Et ainsi, voici la dernière histoire. C’est sûrement celle qui se rapproche le plus de notre réalité. Nous allons parler d’un tueur au série, qui arrive à mettre en tête à un jeune homme que c’est lui le tueur. Ce dernier se réveille chaque matin avec des souvenirs du meurtre de la veille, et est persuadé d’être le meurtrier. Ce qui est assez étrange, c’est que, jusque-là, cela reste une histoire classique. Très bien dessinée et prenante, mais classique. Tout se joue sur les dernières pages, qui prêtent à interprétation. Il n’y a pas réellement de chute, mais chacun peut se faire son propre avis.

Pour ma part, je pense que c’est une sorte de malédiction qui se transmet. Qu’une fois qu’on a ces rêves la nuit, on est voué à être le prochain tueur. La folie nous possède et on ne contrôle plus rien. J’aime assez cette conclusion qui nous pousse à réfléchir.

On sent, par ailleurs, que l’auteur a été davantage libre sur ses conclusions, celles-ci étant bien moins abruptes qu’à l’accoutumé.
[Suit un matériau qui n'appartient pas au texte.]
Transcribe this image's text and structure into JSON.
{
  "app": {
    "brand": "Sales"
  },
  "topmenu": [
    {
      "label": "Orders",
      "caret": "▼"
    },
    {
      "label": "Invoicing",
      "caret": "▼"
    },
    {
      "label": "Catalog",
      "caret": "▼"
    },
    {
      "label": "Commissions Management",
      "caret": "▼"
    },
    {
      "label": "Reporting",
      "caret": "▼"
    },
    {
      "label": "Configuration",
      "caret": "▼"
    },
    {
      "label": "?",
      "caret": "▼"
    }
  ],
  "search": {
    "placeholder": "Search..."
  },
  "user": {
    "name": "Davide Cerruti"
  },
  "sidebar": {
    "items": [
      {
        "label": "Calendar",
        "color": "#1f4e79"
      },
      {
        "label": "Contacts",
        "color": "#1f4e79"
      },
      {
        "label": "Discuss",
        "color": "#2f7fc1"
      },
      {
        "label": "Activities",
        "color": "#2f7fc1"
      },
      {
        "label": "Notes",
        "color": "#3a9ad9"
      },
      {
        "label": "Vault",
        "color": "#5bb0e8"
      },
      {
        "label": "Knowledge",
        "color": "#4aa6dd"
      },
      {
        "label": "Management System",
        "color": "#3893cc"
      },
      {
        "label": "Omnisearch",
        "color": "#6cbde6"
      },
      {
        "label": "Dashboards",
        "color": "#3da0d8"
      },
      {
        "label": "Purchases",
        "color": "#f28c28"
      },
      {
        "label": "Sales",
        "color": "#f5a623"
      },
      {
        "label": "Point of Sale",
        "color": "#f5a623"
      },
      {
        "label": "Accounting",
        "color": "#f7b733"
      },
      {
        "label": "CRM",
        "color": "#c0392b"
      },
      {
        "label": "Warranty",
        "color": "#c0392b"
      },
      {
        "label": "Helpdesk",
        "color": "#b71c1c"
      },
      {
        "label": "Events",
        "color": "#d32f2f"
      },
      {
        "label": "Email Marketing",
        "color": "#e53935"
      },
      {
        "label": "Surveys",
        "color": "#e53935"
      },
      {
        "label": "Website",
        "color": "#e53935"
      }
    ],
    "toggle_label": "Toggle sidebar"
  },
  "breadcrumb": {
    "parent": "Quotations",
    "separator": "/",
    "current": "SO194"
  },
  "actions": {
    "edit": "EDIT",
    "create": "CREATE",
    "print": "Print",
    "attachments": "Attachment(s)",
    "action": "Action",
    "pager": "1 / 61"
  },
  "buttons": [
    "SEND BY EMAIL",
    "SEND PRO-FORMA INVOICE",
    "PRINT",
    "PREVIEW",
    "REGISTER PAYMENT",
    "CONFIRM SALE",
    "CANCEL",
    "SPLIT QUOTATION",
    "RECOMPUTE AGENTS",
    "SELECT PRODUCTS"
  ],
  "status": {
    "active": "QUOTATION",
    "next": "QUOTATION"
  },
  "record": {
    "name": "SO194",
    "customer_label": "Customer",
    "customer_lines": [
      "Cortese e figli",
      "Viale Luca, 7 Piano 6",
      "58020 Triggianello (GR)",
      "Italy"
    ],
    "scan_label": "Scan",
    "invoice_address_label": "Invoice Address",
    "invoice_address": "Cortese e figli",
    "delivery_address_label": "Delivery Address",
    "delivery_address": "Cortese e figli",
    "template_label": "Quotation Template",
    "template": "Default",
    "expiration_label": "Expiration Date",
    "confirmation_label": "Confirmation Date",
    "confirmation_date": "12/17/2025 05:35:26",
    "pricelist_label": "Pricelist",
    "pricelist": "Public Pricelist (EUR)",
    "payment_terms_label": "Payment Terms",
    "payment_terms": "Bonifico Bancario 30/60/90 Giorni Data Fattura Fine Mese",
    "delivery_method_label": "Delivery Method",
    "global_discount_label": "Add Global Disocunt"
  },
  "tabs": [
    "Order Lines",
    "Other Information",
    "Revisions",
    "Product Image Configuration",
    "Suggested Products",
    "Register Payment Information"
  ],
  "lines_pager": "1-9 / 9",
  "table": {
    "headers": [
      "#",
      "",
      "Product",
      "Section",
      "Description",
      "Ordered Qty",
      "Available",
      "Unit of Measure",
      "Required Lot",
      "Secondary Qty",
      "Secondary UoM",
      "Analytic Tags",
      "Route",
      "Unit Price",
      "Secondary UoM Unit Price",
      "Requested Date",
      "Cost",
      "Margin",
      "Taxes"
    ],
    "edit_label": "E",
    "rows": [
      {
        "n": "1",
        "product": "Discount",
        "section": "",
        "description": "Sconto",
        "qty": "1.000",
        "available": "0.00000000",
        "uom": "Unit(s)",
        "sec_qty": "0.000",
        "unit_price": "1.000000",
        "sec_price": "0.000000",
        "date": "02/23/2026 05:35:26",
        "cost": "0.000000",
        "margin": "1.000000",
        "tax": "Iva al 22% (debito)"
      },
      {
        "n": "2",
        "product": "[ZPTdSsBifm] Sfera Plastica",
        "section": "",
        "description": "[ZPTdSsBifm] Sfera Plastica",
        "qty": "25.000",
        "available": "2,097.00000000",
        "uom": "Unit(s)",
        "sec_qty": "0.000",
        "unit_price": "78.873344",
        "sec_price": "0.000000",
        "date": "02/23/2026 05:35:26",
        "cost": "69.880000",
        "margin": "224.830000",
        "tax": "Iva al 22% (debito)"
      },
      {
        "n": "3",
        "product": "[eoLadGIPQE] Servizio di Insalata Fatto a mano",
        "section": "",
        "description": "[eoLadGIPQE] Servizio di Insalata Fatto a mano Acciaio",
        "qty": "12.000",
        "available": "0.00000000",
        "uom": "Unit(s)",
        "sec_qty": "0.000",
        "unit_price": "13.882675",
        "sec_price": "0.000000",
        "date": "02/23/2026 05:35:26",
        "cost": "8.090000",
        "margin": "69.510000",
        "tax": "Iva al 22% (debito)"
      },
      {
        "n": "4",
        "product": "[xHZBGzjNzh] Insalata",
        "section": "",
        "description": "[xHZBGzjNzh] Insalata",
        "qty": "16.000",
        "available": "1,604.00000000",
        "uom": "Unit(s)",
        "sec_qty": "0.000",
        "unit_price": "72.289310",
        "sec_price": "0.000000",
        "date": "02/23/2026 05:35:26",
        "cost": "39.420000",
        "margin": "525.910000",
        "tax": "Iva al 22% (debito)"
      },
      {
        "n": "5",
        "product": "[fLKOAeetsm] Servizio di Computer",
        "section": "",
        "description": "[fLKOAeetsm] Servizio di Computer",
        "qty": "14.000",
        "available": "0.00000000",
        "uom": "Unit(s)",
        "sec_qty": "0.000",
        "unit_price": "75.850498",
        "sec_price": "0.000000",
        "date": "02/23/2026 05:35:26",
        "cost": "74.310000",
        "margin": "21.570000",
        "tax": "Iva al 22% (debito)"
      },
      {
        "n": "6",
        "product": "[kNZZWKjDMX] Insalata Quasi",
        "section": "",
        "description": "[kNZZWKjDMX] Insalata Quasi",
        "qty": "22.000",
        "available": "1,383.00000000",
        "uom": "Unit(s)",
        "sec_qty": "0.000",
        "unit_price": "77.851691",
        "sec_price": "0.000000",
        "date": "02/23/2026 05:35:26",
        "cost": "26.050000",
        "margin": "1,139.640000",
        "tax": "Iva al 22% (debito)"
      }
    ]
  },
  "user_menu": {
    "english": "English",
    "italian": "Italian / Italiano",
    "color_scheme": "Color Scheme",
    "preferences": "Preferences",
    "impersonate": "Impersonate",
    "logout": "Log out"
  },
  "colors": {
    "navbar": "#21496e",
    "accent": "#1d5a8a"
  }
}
Son trait graphique a lui aussi bien évolué, ses dessins sont très précis et les planches horrifiques ont de plus en plus d’impact. C’est d’autant plus flagrant quand on passe du début de Tomie à ce titre-ci. Pour faire un petit aparté sur la couverture, elle est tout bonnement superbe ! Comme à son habitude, Junji Ito a dessiné une illustration qui regroupe toutes les histoires du tome, de manière somptueuse et originale. J’avais déjà été étonné avec les Chefs-d’œuvre de Junji Ito, mais là je dois dire que je suis bluffé ! Le logo créé par Spade n’est pas en reste non plus. Il parvient toujours à l’adapter à chaque titre et donner un ensemble cohérent. C’est une superbe collection.

En bref

Encore un excellent tome signé Junji Ito ! Quatre histoires prenantes et uniques, qui traitent toutes d'un thème différent. De l'horreur incroyable et subtile, des fins plus développées qu'à l'accoutumé. C'est définitivement un de mes coups de cœur de l'auteur, je ne peux que vous recommander de le découvrir par vous-même !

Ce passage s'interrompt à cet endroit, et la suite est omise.